[tor-dev] Mnemonic 80-bit phrases (proposal)

Wed Feb 29 17:39:32 UTC 2012

Authors

Sai, Alex Fink

Overview

Currently, canonical Tor .onion URLs consist of a naked 80-bit
hash[1]. This is not something that users can even recognize for
validity, let alone produce directly. It is vulnerable to
partial-match fuzzing attacks[2], where a would-be MITM attacker
generates a very similar hash and uses various social engineering,
wiki poisoning, or other methods to trick the user into visiting the
spoof site.

This proposal gives an alternative method for displaying and entering
.onion and other URLs, such that they will be easily remembered and
generated by end users, and easily published by hidden service
websites, without any dependency on a full domain name type system
like e.g. namecoin[3]. This makes it easier to implement (requiring
only a change in the proxy).

This proposal could equally be used for IPv4, IPv6, etc, if normal DNS
is for some reason untrusted.

This is not a petname system[4], in that it does not allow service
providers or users[5] to associate a name of their choosing to an
address[6]. Rather, it is a mnemonic system that encodes the 80 bit
.onion address into a meaningful[7] and memorable sentence. A full
petname system (based on registration of some kind, and allowing for
shorter, service-chosen URLs) can be implemented in parallel[8].

This system has the three properties of being secure, distributed, and
human-meaningful — it just doesn't also have choice of name (except of
course by brute force creation of multiple keys to see if one has an
encoding the operator likes).

This is inspired by Jonathan Ackerman's "Four Little Words"
proposal[9] for doing the same thing with IPv4 addresses. We just need
to handle 80+ bits, not just 32 bits.

It is similar to Markus Jakobsson & Ruj Akavipat's FastWord
system[10], except that it does not permit user choice of passphrase,
does not know what URL a user will enter (vs verifying against a
single stored password), and again has to encode significantly more
data.

This is also similar to RFC1751[11], RFC2289[12], and multiple other
fingerprint encoding systems[13] (e.g.  PGPfone[14] using the PGP
wordlist[15], and Arturo Filatsò's OnionURL[16]), but we aim to make
something that's as easy as possible for users to remember — and
significantly easier than just a list of words or pseudowords, which
we consider only useful as an active confirmation tool, not as
something that can be fully memorized and recalled, like a normal
domain name.

Requirements

1. encodes at least 80 bits of random data (preferably more, eg for a checksum)
2. valid, visualizable English sentence — not just a series of words[17]
3. words are common enough that non-native speakers and bad spellers
will have minimum difficulty remembering and producing (perhaps with
some spellcheck help)
4. not syntactically confusable (e.g. order should not matter)
5. short enough to be easily memorized and fully recalled at will, not
just recognized
6. no dependency on an external service
7. dictionary size small enough to be reasonable for end users to
download as part of the onion package
8. consistent across users (so that websites can e.g. reinforce their
random hash's phrase with a clever drawing)
9. not create offensive sentences that service providers will reject
10. resistant against semantic fuzzing (e.g. by having uniqueness
against WordNet synsets[18])

Possible implementations

1. Have a fixed number of template sentences, such as:
1. Adj subj adv vtrans adj obj
2. Subj and subj vtrans adj obj
3. … etc

For a 6 word sentence, with 8 (3b) templates, we need ~12b (4k word)
dictionaries for each word category.

If multiple words of the same category are used, they must either play
different grammatical roles (eg subj vs obj, or adj on a different
item), be chosen from different dictionaries, or there needs to be an
order-agnostic way to join them at the bit level. Preferably this
should be avoided, just to prevent users forgetting the order.

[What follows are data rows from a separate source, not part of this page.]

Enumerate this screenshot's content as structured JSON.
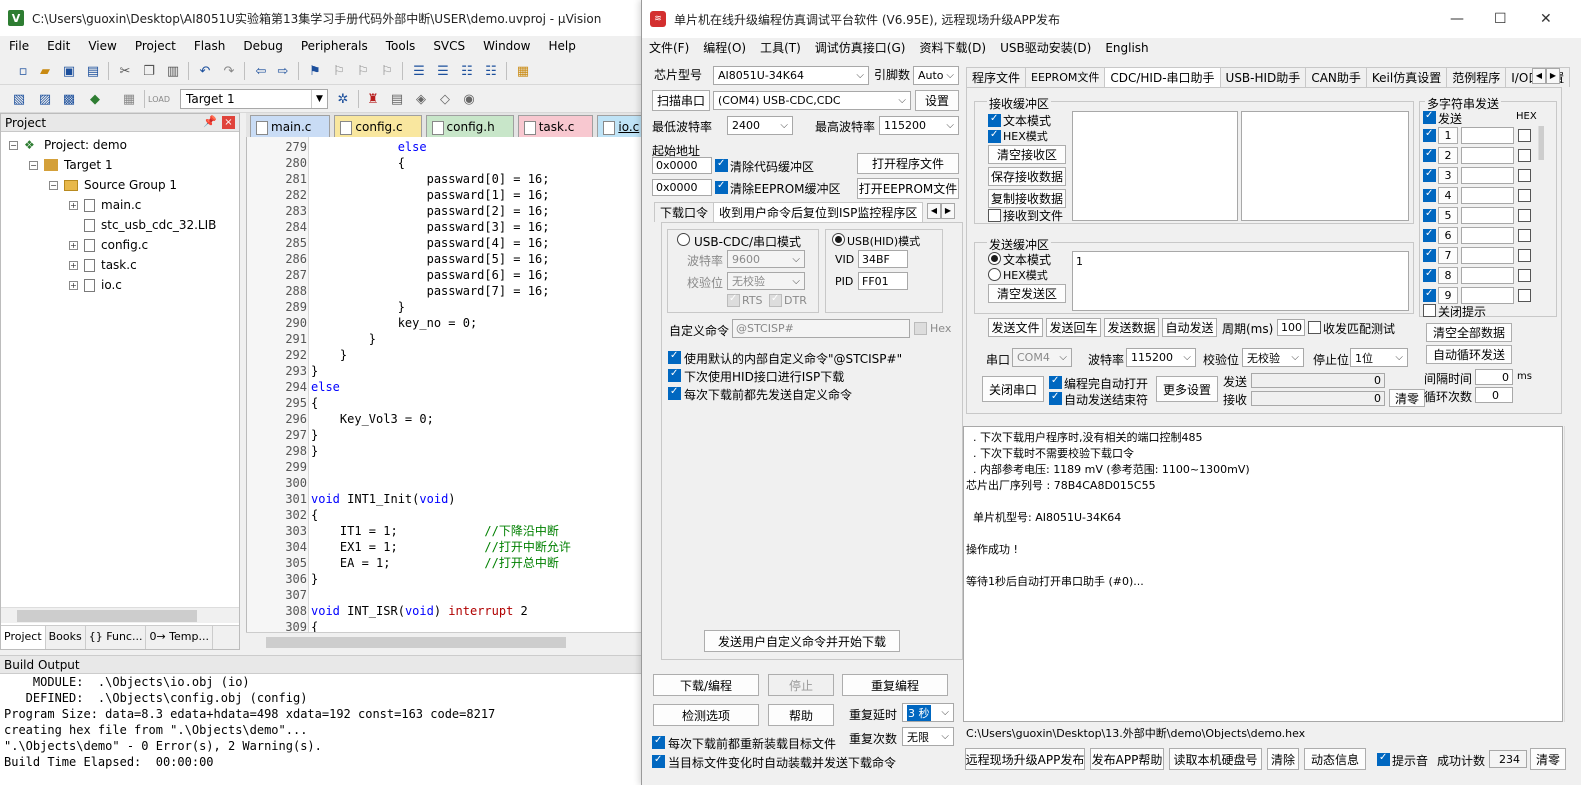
{
  "uvision": {
    "title": "C:\\Users\\guoxin\\Desktop\\AI8051U实验箱第13集学习手册代码外部中断\\USER\\demo.uvproj - µVision",
    "menu": [
      "File",
      "Edit",
      "View",
      "Project",
      "Flash",
      "Debug",
      "Peripherals",
      "Tools",
      "SVCS",
      "Window",
      "Help"
    ],
    "target": "Target 1",
    "project_pane": {
      "title": "Project",
      "tree": [
        {
          "label": "Project: demo",
          "level": 0
        },
        {
          "label": "Target 1",
          "level": 1
        },
        {
          "label": "Source Group 1",
          "level": 2
        },
        {
          "label": "main.c",
          "level": 3
        },
        {
          "label": "stc_usb_cdc_32.LIB",
          "level": 3
        },
        {
          "label": "config.c",
          "level": 3
        },
        {
          "label": "task.c",
          "level": 3
        },
        {
          "label": "io.c",
          "level": 3
        }
      ],
      "tabs": [
        "Project",
        "Books",
        "{} Func...",
        "0→ Temp..."
      ]
    },
    "editor_tabs": [
      {
        "label": "main.c",
        "color": "#c9dcf5"
      },
      {
        "label": "config.c",
        "color": "#f9e79f"
      },
      {
        "label": "config.h",
        "color": "#c8e6c9"
      },
      {
        "label": "task.c",
        "color": "#f8c8d0"
      },
      {
        "label": "io.c",
        "color": "#bfe3f6"
      }
    ],
    "code": [
      {
        "n": "279",
        "t": "            else"
      },
      {
        "n": "280",
        "t": "            {"
      },
      {
        "n": "281",
        "t": "                passward[0] = 16;"
      },
      {
        "n": "282",
        "t": "                passward[1] = 16;"
      },
      {
        "n": "283",
        "t": "                passward[2] = 16;"
      },
      {
        "n": "284",
        "t": "                passward[3] = 16;"
      },
      {
        "n": "285",
        "t": "                passward[4] = 16;"
      },
      {
        "n": "286",
        "t": "                passward[5] = 16;"
      },
      {
        "n": "287",
        "t": "                passward[6] = 16;"
      },
      {
        "n": "288",
        "t": "                passward[7] = 16;"
      },
      {
        "n": "289",
        "t": "            }"
      },
      {
        "n": "290",
        "t": "            key_no = 0;"
      },
      {
        "n": "291",
        "t": "        }"
      },
      {
        "n": "292",
        "t": "    }"
      },
      {
        "n": "293",
        "t": "}"
      },
      {
        "n": "294",
        "t": "else"
      },
      {
        "n": "295",
        "t": "{"
      },
      {
        "n": "296",
        "t": "    Key_Vol3 = 0;"
      },
      {
        "n": "297",
        "t": "}"
      },
      {
        "n": "298",
        "t": "}"
      },
      {
        "n": "299",
        "t": ""
      },
      {
        "n": "300",
        "t": ""
      },
      {
        "n": "301",
        "t": "void INT1_Init(void)"
      },
      {
        "n": "302",
        "t": "{"
      },
      {
        "n": "303",
        "t": "    IT1 = 1;            //下降沿中断"
      },
      {
        "n": "304",
        "t": "    EX1 = 1;            //打开中断允许"
      },
      {
        "n": "305",
        "t": "    EA = 1;             //打开总中断"
      },
      {
        "n": "306",
        "t": "}"
      },
      {
        "n": "307",
        "t": ""
      },
      {
        "n": "308",
        "t": "void INT_ISR(void) interrupt 2"
      },
      {
        "n": "309",
        "t": "{"
      }
    ],
    "build_title": "Build Output",
    "build_lines": [
      "    MODULE:  .\\Objects\\io.obj (io)",
      "   DEFINED:  .\\Objects\\config.obj (config)",
      "Program Size: data=8.3 edata+hdata=498 xdata=192 const=163 code=8217",
      "creating hex file from \".\\Objects\\demo\"...",
      "\".\\Objects\\demo\" - 0 Error(s), 2 Warning(s).",
      "Build Time Elapsed:  00:00:00"
    ]
  },
  "isp": {
    "title": "单片机在线升级编程仿真调试平台软件 (V6.95E), 远程现场升级APP发布",
    "menu": [
      "文件(F)",
      "编程(O)",
      "工具(T)",
      "调试仿真接口(G)",
      "资料下载(D)",
      "USB驱动安装(D)",
      "English"
    ],
    "chip_label": "芯片型号",
    "chip_value": "AI8051U-34K64",
    "pin_label": "引脚数",
    "pin_value": "Auto",
    "scan_button": "扫描串口",
    "port_value": "(COM4) USB-CDC,CDC",
    "settings_button": "设置",
    "min_baud_label": "最低波特率",
    "min_baud": "2400",
    "max_baud_label": "最高波特率",
    "max_baud": "115200",
    "start_addr_label": "起始地址",
    "addr1": "0x0000",
    "addr2": "0x0000",
    "clear_code": "清除代码缓冲区",
    "clear_eeprom": "清除EEPROM缓冲区",
    "open_prog": "打开程序文件",
    "open_eeprom": "打开EEPROM文件",
    "left_tabs": [
      "下载口令",
      "收到用户命令后复位到ISP监控程序区"
    ],
    "usb_cdc_mode": "USB-CDC/串口模式",
    "usb_hid_mode": "USB(HID)模式",
    "baud_label": "波特率",
    "baud_value": "9600",
    "parity_label": "校验位",
    "parity_value": "无校验",
    "rts": "RTS",
    "dtr": "DTR",
    "vid_label": "VID",
    "vid": "34BF",
    "pid_label": "PID",
    "pid": "FF01",
    "custom_cmd_label": "自定义命令",
    "custom_cmd": "@STCISP#",
    "hex_label": "Hex",
    "opt1": "使用默认的内部自定义命令\"@STCISP#\"",
    "opt2": "下次使用HID接口进行ISP下载",
    "opt3": "每次下载前都先发送自定义命令",
    "send_custom_btn": "发送用户自定义命令并开始下载",
    "download_btn": "下载/编程",
    "stop_btn": "停止",
    "reprogram_btn": "重复编程",
    "check_btn": "检测选项",
    "help_btn": "帮助",
    "repeat_delay_label": "重复延时",
    "repeat_delay": "3 秒",
    "repeat_count_label": "重复次数",
    "repeat_count": "无限",
    "reload_opt": "每次下载前都重新装载目标文件",
    "auto_send_opt": "当目标文件变化时自动装载并发送下载命令",
    "right_tabs": [
      "程序文件",
      "EEPROM文件",
      "CDC/HID-串口助手",
      "USB-HID助手",
      "CAN助手",
      "Keil仿真设置",
      "范例程序",
      "I/O口配置"
    ],
    "recv_title": "接收缓冲区",
    "text_mode": "文本模式",
    "hex_mode": "HEX模式",
    "clear_recv": "清空接收区",
    "save_recv": "保存接收数据",
    "copy_recv": "复制接收数据",
    "recv_to_file": "接收到文件",
    "send_title": "发送缓冲区",
    "send_text_mode": "文本模式",
    "send_hex_mode": "HEX模式",
    "clear_send": "清空发送区",
    "send_content": "1",
    "send_file": "发送文件",
    "send_return": "发送回车",
    "send_data": "发送数据",
    "auto_send": "自动发送",
    "period_label": "周期(ms)",
    "period": "100",
    "recv_match": "收发匹配测试",
    "port_label": "串口",
    "port_com": "COM4",
    "baud2_label": "波特率",
    "baud2": "115200",
    "parity2_label": "校验位",
    "parity2": "无校验",
    "stop_label": "停止位",
    "stop_value": "1位",
    "close_port": "关闭串口",
    "auto_open": "编程完自动打开",
    "auto_end": "自动发送结束符",
    "more_settings": "更多设置",
    "send_count_label": "发送",
    "send_count": "0",
    "recv_count_label": "接收",
    "recv_count": "0",
    "clear_count": "清零",
    "multi_title": "多字符串发送",
    "multi_send": "发送",
    "multi_hex": "HEX",
    "multi_rows": [
      "1",
      "2",
      "3",
      "4",
      "5",
      "6",
      "7",
      "8",
      "9"
    ],
    "close_tip": "关闭提示",
    "clear_all": "清空全部数据",
    "auto_loop": "自动循环发送",
    "interval_label": "间隔时间",
    "interval": "0",
    "interval_unit": "ms",
    "loop_label": "循环次数",
    "loop": "0",
    "log_lines": [
      "  . 下次下载用户程序时,没有相关的端口控制485",
      "  . 下次下载时不需要校验下载口令",
      "  . 内部参考电压: 1189 mV (参考范围: 1100~1300mV)",
      "芯片出厂序列号 : 78B4CA8D015C55",
      "",
      "  单片机型号: AI8051U-34K64",
      "",
      "操作成功 !",
      "",
      "等待1秒后自动打开串口助手 (#0)..."
    ],
    "hex_path": "C:\\Users\\guoxin\\Desktop\\13.外部中断\\demo\\Objects\\demo.hex",
    "bottom_btns": [
      "远程现场升级APP发布",
      "发布APP帮助",
      "读取本机硬盘号",
      "清除",
      "动态信息"
    ],
    "beep": "提示音",
    "success_label": "成功计数",
    "success": "234",
    "clear_success": "清零"
  }
}
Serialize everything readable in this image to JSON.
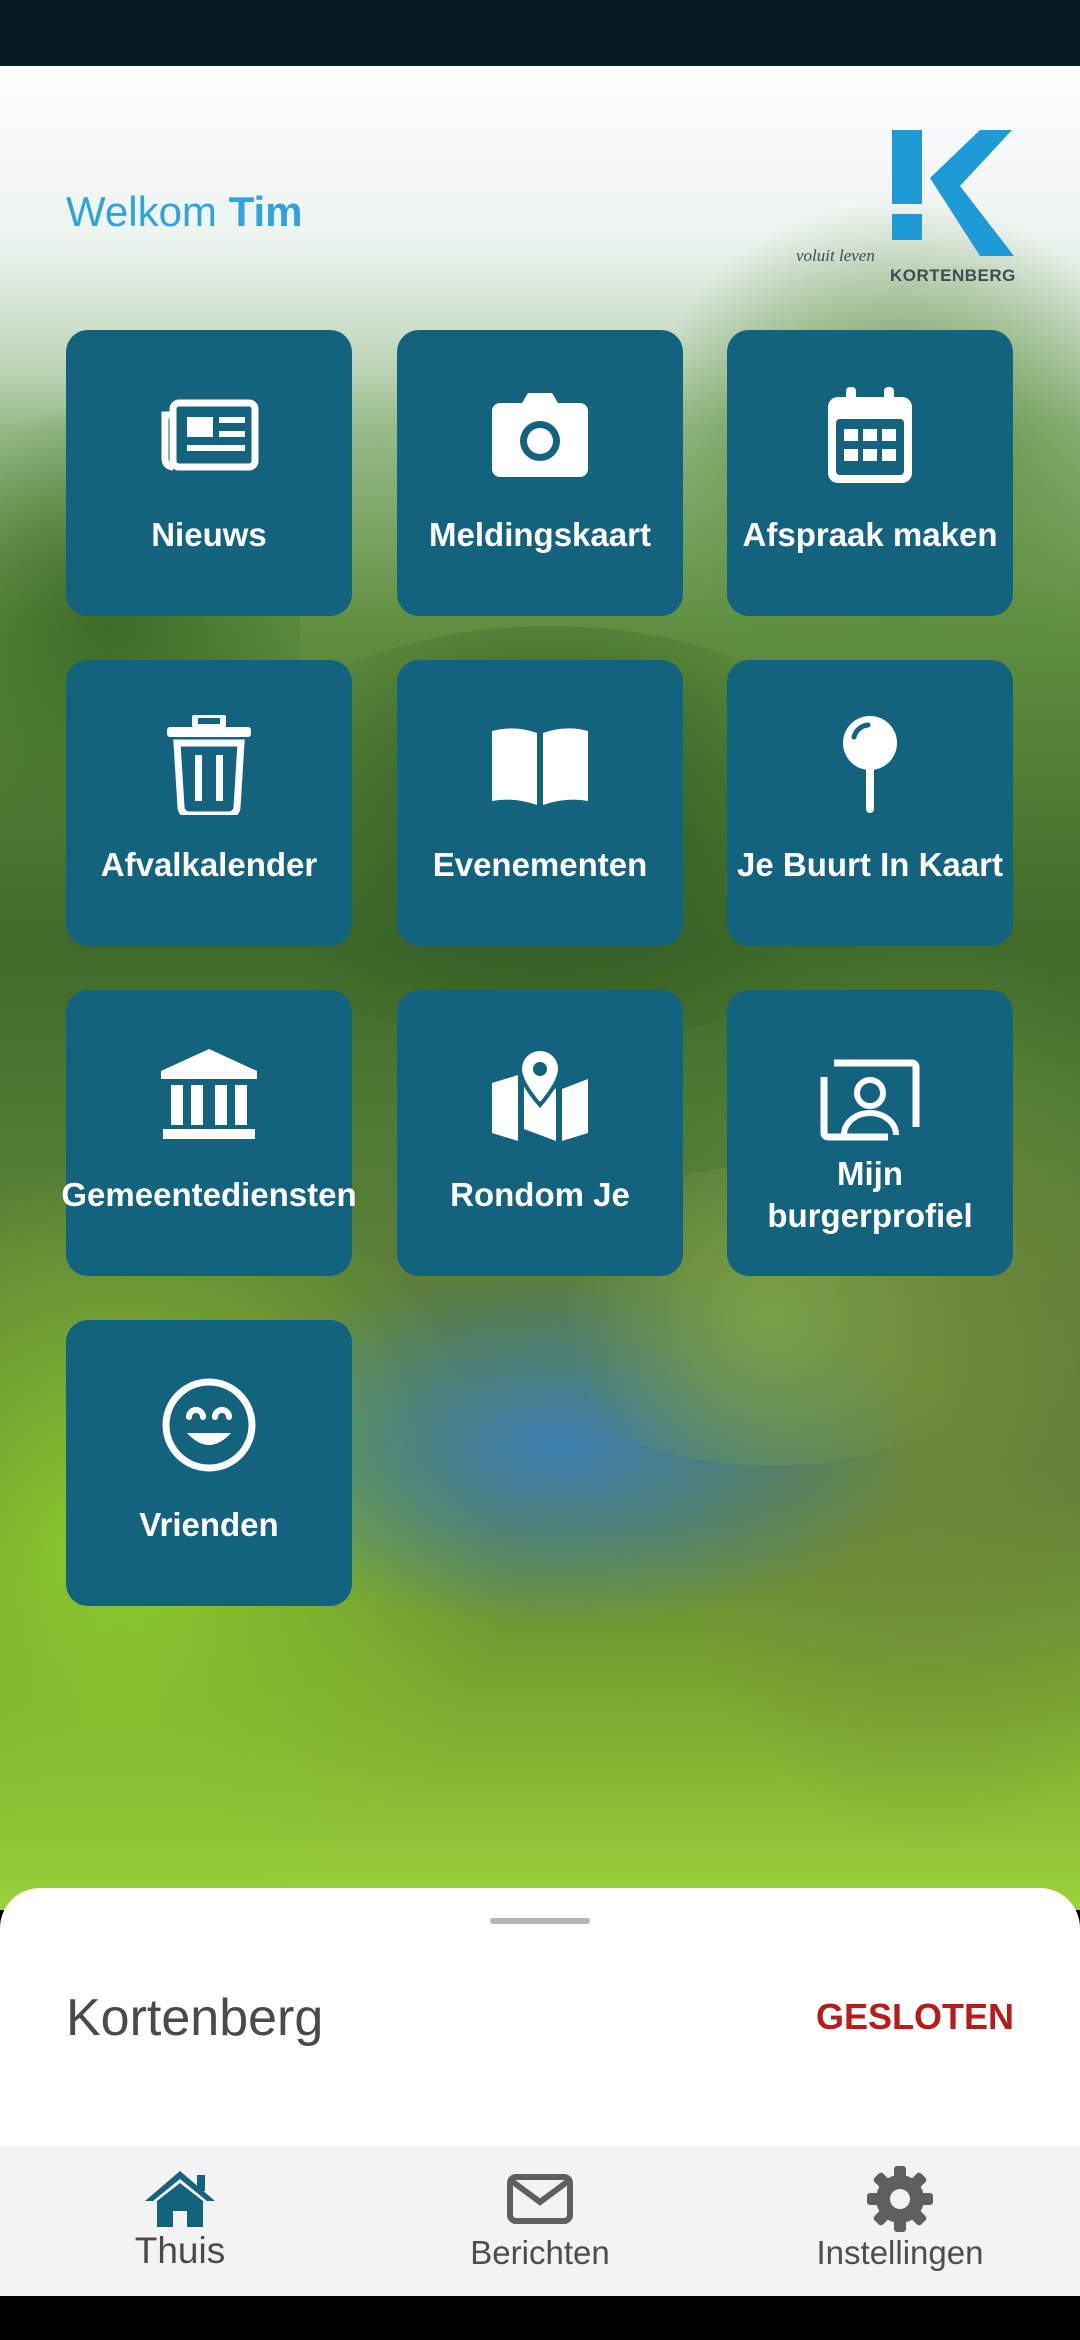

2. As (1), but treat sentence generation as decoding a prefix code,
and have a Huffman code for each word class.  We suppose it’s okay if
the generated sentence has a few more words than it might, as long as
they’re common lean words.  E.g., for adjectives, “good” might cost
only six bits while “unfortunate” costs twelve.

Choice between different sentence syntaxes could be worked into the
prefix code as well, and potentially done separately for each
syntactic constituent.

Usage

To form mnemonic .onion URL, just join the words with dashes or
underscores, stripping minimal words like 'a', 'the', 'and' etc., and
append '.onion'. This can be readily distinguished from standard
hash-style .onion URLs by form.

Translation should take place at the client — though hidden service
servers should also be able to output the mnemonic form of hashes too,
to assist website operators in publishing them (e.g. by posting an
amusing drawing of the described situation on their website to
reinforce the mnemonic).

After the translation stage of name resolution, everything proceeds as
normal for an 80-bit hash onion URL.

The user should be notified of the mnemonic form of hash URL in some
way, and have an easy way in the client UI to translate mnemonics to
hashes and vice versa. For the purposes of browser URLs and the like
though, the mnemonic should be treated on par with the hash; if the
user enters a mnemonic URL they should not become redirected to the
hash version. (If anything, the opposite may be true, so that users
become used to seeing and verifying the mnemonic version of hash URLs,
and gain the security benefits against partial-match fuzzing.)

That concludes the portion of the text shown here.